How has it come this far? God have you forsaken me? I screamed in my muddled mind. I did not even know for sure if there was a God, but if he was out there, why did he let me experience this agony. I did not know life could be unbearable like this. Every day it was a fight to get out of bed, if I got out of bed, and begin the next wretched day. One gigantic black hole had traded place with hope. There was no hope anymore. For me, Ranger embodied hope, just with his existence. No more 'proud of you Babe', no more hands on the base of my neck to sooth me, and an accompanied 'Babe' in greeting in his low masculine voice, giving me hope. It was not that I had actually felt his comforting presence for a long time, but he had existed and that had been enough for me to carry on.

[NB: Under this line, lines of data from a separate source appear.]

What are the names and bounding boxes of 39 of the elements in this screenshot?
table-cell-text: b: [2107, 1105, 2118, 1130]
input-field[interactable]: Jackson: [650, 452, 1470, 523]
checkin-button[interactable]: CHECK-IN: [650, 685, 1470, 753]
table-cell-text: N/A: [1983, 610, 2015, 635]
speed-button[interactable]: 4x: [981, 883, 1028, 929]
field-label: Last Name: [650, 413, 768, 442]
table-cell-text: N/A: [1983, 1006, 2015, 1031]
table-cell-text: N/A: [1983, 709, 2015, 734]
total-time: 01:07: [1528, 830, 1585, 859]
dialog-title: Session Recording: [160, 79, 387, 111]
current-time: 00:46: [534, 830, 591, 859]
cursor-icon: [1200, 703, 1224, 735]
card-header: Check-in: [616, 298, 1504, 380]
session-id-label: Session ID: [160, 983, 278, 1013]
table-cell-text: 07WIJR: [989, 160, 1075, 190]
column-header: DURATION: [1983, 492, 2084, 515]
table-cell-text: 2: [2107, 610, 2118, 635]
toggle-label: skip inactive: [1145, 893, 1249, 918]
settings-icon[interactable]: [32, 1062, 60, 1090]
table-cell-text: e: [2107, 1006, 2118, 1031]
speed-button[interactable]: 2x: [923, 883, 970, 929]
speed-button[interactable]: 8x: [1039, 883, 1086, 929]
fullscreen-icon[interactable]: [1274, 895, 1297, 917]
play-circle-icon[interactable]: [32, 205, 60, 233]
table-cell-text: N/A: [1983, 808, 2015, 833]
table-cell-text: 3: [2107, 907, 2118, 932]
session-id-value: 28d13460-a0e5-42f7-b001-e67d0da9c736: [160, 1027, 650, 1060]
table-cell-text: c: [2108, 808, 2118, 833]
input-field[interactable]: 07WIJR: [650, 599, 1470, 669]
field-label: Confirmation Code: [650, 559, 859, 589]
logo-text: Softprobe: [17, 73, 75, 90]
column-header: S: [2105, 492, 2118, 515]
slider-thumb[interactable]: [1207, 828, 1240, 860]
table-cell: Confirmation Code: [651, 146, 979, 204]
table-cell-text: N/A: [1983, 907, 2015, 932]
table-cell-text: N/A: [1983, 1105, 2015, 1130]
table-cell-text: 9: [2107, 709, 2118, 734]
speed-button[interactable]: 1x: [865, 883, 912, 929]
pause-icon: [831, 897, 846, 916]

I choose Joe. I married Joe. And why? God knows! We were miserable and unhappy long before I got the news that the love of my life, and hope, had gone forever. They said he did not even move when his skip pointed his gun on him. They said he stood there taunting the man, to end his misery. And the man did, he ended his misery, but not mine. Now I will have to end it myself. Can I? Can I do it? I did not even know he was despondent, I had no clue. I have always thought he was happy and content with his life. That he saw me as a friend who he lend a hand when needed. I was helped out of that comforting dream by Tank. I had never seen Tank angry, but he was irate and hateful when he accused me of ruining his best friend's life. He who had sent me back to Joe, after ruining me for other men that one night together. What was I to think? I did not know Ranger needed me in his life. I didn't, really. If I had known, I would have been there for him. I would have been with him.
I used to be happy and had a wonderful exciting life. Until I choose Joe, poor, mislead Joe. He thought I loved him, I do, but not as a spouse. What have I done? What have we done? I asked myself again, but in reality I did not care anymore. I did not care for myself or anybody else when it all went black.
Sorry for this morbid little piece. Sometimes I have the need to express these thoughts. Feeling depressed sucks royally.